Segundo fragmento de la conferencia de Robert Spaemann titulada Sobre el ánimo para la educación. En alemán Über den Mut zur Erziehung publicada en el Frankfurter Algemeine Zeitung el 14 de abril de 1978. Incluido en libro de Robert Spaemann: Límites. Acerca de la dimensión ética del actuar, editorial EIUNSA, capítulo 42.
Frente a la arrogancia adanista
«La juventud solo puede ser guiada por la juventud», así rezaba en mi infancia el eslogan que los nacionalsocialistas tomaron del movimiento juvenil y que correspondía al posterior «No confíes en nadie que tenga más de 30 años», entre los que siempre quedaban exceptuados algunos gurúes autoelegidos. En aquella época los padres, por vez primera, ocultaban ante sus hijos sus escrúpulos liberales o humanitarios. Y cualquier dirigente de la organización infantil nacionalsocialista podía injuriar groseramente o denunciar a un profesor que se contara entre los «anclados en el pasado» y que no hubiera entendido los «signos de los grandes nuevos tiempos». Los contenidos educativos tradicionales se volvieron sospechosos de ser expresión de una milenaria extranjerización de la esencia alemana por Roma y Jerusalén, de un colonialismo intelectual que ahora, finalmente, debía llegar a su fin.

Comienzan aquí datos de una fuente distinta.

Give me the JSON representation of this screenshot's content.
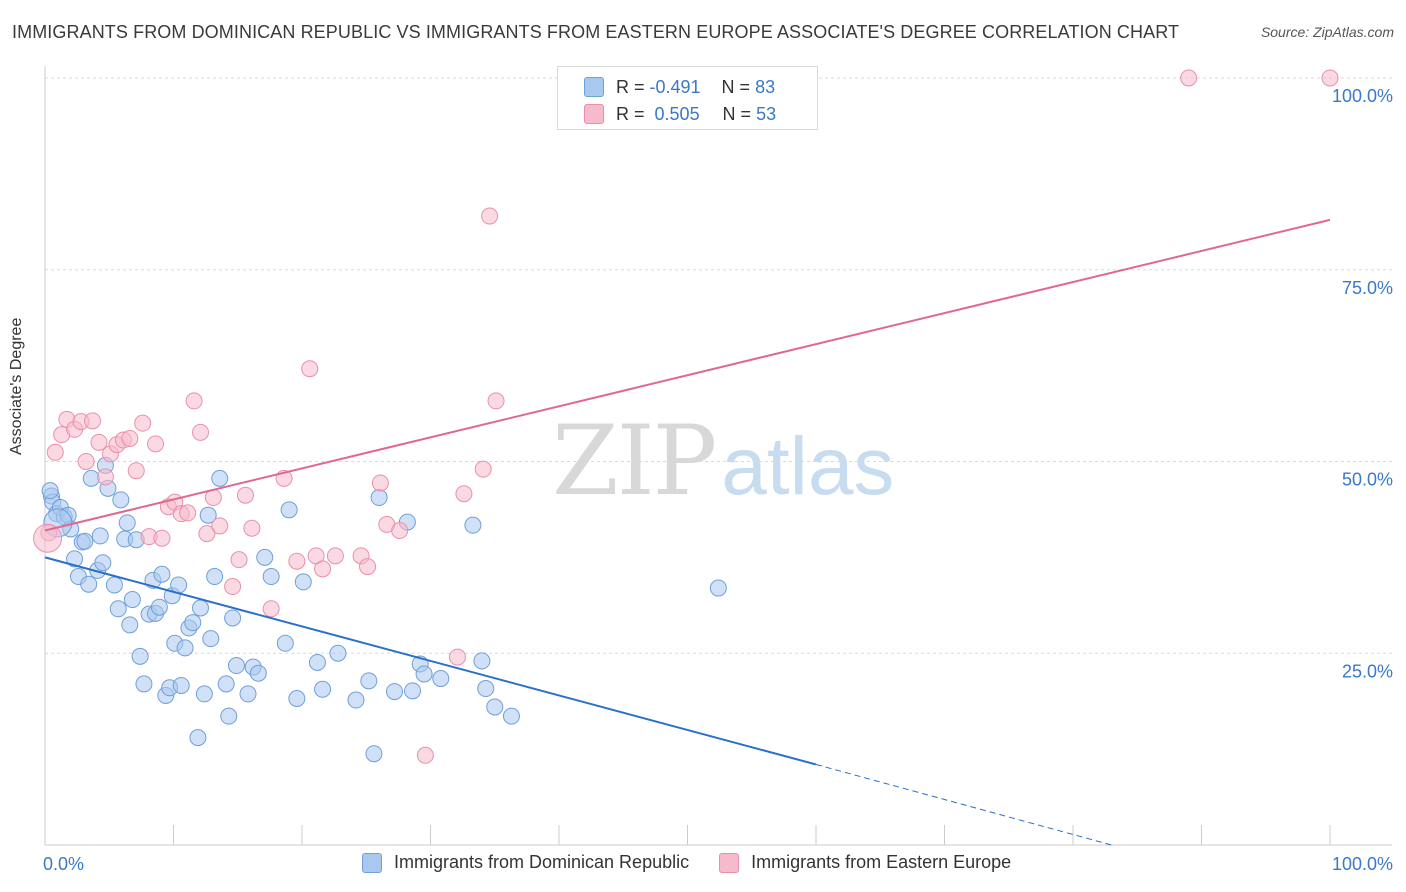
{
  "title": "IMMIGRANTS FROM DOMINICAN REPUBLIC VS IMMIGRANTS FROM EASTERN EUROPE ASSOCIATE'S DEGREE CORRELATION CHART",
  "source": "Source: ZipAtlas.com",
  "watermark": {
    "zip": "ZIP",
    "atlas": "atlas"
  },
  "legend_stats": {
    "r_label": "R =",
    "n_label": "N =",
    "rows": [
      {
        "r": "-0.491",
        "n": "83"
      },
      {
        "r": "0.505",
        "n": "53"
      }
    ]
  },
  "colors": {
    "blue_fill": "#a9c8f0",
    "blue_stroke": "#6f9fd8",
    "blue_line": "#2a6fcc",
    "pink_fill": "#f7b9cc",
    "pink_stroke": "#ea8fab",
    "pink_line": "#e06890",
    "tick_label": "#3a78c8",
    "grid": "#d8d8d8"
  },
  "chart_data": {
    "type": "scatter",
    "title": "IMMIGRANTS FROM DOMINICAN REPUBLIC VS IMMIGRANTS FROM EASTERN EUROPE ASSOCIATE'S DEGREE CORRELATION CHART",
    "xlabel": "",
    "ylabel": "Associate's Degree",
    "xlim": [
      0,
      100
    ],
    "ylim": [
      0,
      100
    ],
    "x_tick_labels": [
      "0.0%",
      "100.0%"
    ],
    "y_ticks": [
      25,
      50,
      75,
      100
    ],
    "y_tick_labels": [
      "25.0%",
      "50.0%",
      "75.0%",
      "100.0%"
    ],
    "grid": true,
    "legend_position": "bottom",
    "series": [
      {
        "name": "Immigrants from Dominican Republic",
        "color": "#a9c8f0",
        "r": -0.491,
        "n": 83,
        "trend": {
          "x0": 0,
          "y0": 37.5,
          "x1": 60,
          "y1": 10.5,
          "dashed_to_x": 83,
          "dashed_to_y": 0
        },
        "points": [
          [
            0.5,
            45.5
          ],
          [
            0.6,
            44.7
          ],
          [
            0.9,
            43.2
          ],
          [
            1.2,
            44
          ],
          [
            1.5,
            42.8
          ],
          [
            1.8,
            43
          ],
          [
            2,
            41.2
          ],
          [
            2.3,
            37.3
          ],
          [
            2.6,
            35
          ],
          [
            2.9,
            39.5
          ],
          [
            3.1,
            39.6
          ],
          [
            3.4,
            34
          ],
          [
            3.6,
            47.8
          ],
          [
            4.1,
            35.8
          ],
          [
            4.3,
            40.3
          ],
          [
            4.5,
            36.8
          ],
          [
            4.7,
            49.5
          ],
          [
            4.9,
            46.5
          ],
          [
            5.4,
            33.9
          ],
          [
            5.7,
            30.8
          ],
          [
            5.9,
            45
          ],
          [
            6.2,
            39.9
          ],
          [
            6.4,
            42
          ],
          [
            6.6,
            28.7
          ],
          [
            6.8,
            32
          ],
          [
            7.1,
            39.8
          ],
          [
            7.4,
            24.6
          ],
          [
            7.7,
            21
          ],
          [
            8.1,
            30.1
          ],
          [
            8.4,
            34.5
          ],
          [
            8.6,
            30.2
          ],
          [
            8.9,
            31
          ],
          [
            9.1,
            35.3
          ],
          [
            9.4,
            19.5
          ],
          [
            9.7,
            20.5
          ],
          [
            9.9,
            32.5
          ],
          [
            10.1,
            26.3
          ],
          [
            10.4,
            33.9
          ],
          [
            10.6,
            20.8
          ],
          [
            10.9,
            25.7
          ],
          [
            11.2,
            28.3
          ],
          [
            11.5,
            29
          ],
          [
            11.9,
            14
          ],
          [
            12.1,
            30.9
          ],
          [
            12.4,
            19.7
          ],
          [
            12.7,
            43
          ],
          [
            12.9,
            26.9
          ],
          [
            13.2,
            35
          ],
          [
            13.6,
            47.8
          ],
          [
            14.1,
            21
          ],
          [
            14.3,
            16.8
          ],
          [
            14.6,
            29.6
          ],
          [
            14.9,
            23.4
          ],
          [
            15.8,
            19.7
          ],
          [
            16.2,
            23.2
          ],
          [
            16.6,
            22.4
          ],
          [
            17.1,
            37.5
          ],
          [
            17.6,
            35
          ],
          [
            18.7,
            26.3
          ],
          [
            19,
            43.7
          ],
          [
            19.6,
            19.1
          ],
          [
            20.1,
            34.3
          ],
          [
            21.2,
            23.8
          ],
          [
            21.6,
            20.3
          ],
          [
            22.8,
            25
          ],
          [
            24.2,
            18.9
          ],
          [
            25.2,
            21.4
          ],
          [
            25.6,
            11.9
          ],
          [
            26,
            45.3
          ],
          [
            27.2,
            20
          ],
          [
            28.2,
            42.1
          ],
          [
            28.6,
            20.1
          ],
          [
            29.2,
            23.6
          ],
          [
            29.5,
            22.3
          ],
          [
            30.8,
            21.7
          ],
          [
            33.3,
            41.7
          ],
          [
            34,
            24
          ],
          [
            34.3,
            20.4
          ],
          [
            35,
            18
          ],
          [
            36.3,
            16.8
          ],
          [
            52.4,
            33.5
          ],
          [
            0.4,
            46.2
          ],
          [
            1.0,
            42.0
          ]
        ]
      },
      {
        "name": "Immigrants from Eastern Europe",
        "color": "#f7b9cc",
        "r": 0.505,
        "n": 53,
        "trend": {
          "x0": 0,
          "y0": 41,
          "x1": 100,
          "y1": 81.5
        },
        "points": [
          [
            0.3,
            40.7
          ],
          [
            0.8,
            51.2
          ],
          [
            1.3,
            53.5
          ],
          [
            1.7,
            55.5
          ],
          [
            2.3,
            54.2
          ],
          [
            2.8,
            55.2
          ],
          [
            3.2,
            50
          ],
          [
            3.7,
            55.3
          ],
          [
            4.2,
            52.5
          ],
          [
            4.7,
            48
          ],
          [
            5.1,
            51
          ],
          [
            5.6,
            52.2
          ],
          [
            6.1,
            52.8
          ],
          [
            6.6,
            53
          ],
          [
            7.1,
            48.8
          ],
          [
            7.6,
            55
          ],
          [
            8.1,
            40.2
          ],
          [
            8.6,
            52.3
          ],
          [
            9.1,
            40
          ],
          [
            9.6,
            44.1
          ],
          [
            10.1,
            44.7
          ],
          [
            10.6,
            43.2
          ],
          [
            11.1,
            43.3
          ],
          [
            11.6,
            57.9
          ],
          [
            12.1,
            53.8
          ],
          [
            12.6,
            40.6
          ],
          [
            13.1,
            45.3
          ],
          [
            13.6,
            41.6
          ],
          [
            14.6,
            33.7
          ],
          [
            15.1,
            37.2
          ],
          [
            15.6,
            45.6
          ],
          [
            16.1,
            41.3
          ],
          [
            17.6,
            30.8
          ],
          [
            18.6,
            47.8
          ],
          [
            19.6,
            37
          ],
          [
            20.6,
            62.1
          ],
          [
            21.1,
            37.7
          ],
          [
            21.6,
            36
          ],
          [
            22.6,
            37.7
          ],
          [
            24.6,
            37.7
          ],
          [
            25.1,
            36.3
          ],
          [
            26.1,
            47.2
          ],
          [
            26.6,
            41.8
          ],
          [
            27.6,
            41
          ],
          [
            29.6,
            11.7
          ],
          [
            32.1,
            24.5
          ],
          [
            32.6,
            45.8
          ],
          [
            34.1,
            49
          ],
          [
            34.6,
            82
          ],
          [
            35.1,
            57.9
          ],
          [
            89,
            100
          ],
          [
            100,
            100
          ],
          [
            0.2,
            40.0
          ]
        ]
      }
    ]
  },
  "bottom_legend": [
    {
      "label": "Immigrants from Dominican Republic"
    },
    {
      "label": "Immigrants from Eastern Europe"
    }
  ]
}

En esa época había padres y profesores que no se dejaban arrebatar el ánimo de educar. Padres que preferían ver a sus hijos convertidos en marginados a que cayeran bajo el imperio de la mentira, del odio y del culto a la violencia. Esos padres y profesores tenían en general dos características: convicciones firmes y confianza en sus hijos. Yo mismo tuve un profesor en cuya presencia nadie se atrevía a pronunciar la palabrería de la gran época. Su inquisitiva y sorprendida mirada bastaba para que a cualquiera le quedara patente la vaciedad de ese discurso; y unas pocas frases dispersas a lo largo de los años y cuya credibilidad quedaba avalada por su propio ejemplo eran suficientes para indicar que es lo importante, en qué consiste el valor de una persona: bondad, amor a la verdad y la capacidad de no darse demasiada importancia a uno mismo, ni como individuo ni como miembro de un colectivo. A ello se añadía una competencia en su materia que lo hacía digno de respeto y la decidida voluntad de transmitirla. Naturalmente, con tal actitud quedaba excluida cualquier posibilidad de promoción profesional.
Tras la guerra este hombre se convirtió en director. Era el tiempo de la denominada restauración. Hay que hablar de esa época si se quiere entender el segundo embate de la revolución cultural, en la segunda mitad de los años sesenta. La restauración no es de suyo ni buena ni mala. Es buena si restaura lo bueno, mala si restaura lo malo. Frente a la barbarie neopagana, volver en primer lugar la vista a los fundamentos de la civilización europea pareció evidentemente lo mejor. A partir de la voluntad del «¡Esto nunca más!» surgió una especie de consenso moral de la nación, a pesar del hecho de que la interpretación del fenómeno y las opiniones sobre las razones del mismo eran muy divergentes. El consenso comprendía la idea de que la contraposición de derecha e izquierda, de capitalismo y socialismo, no coincidía con la de bien y mal.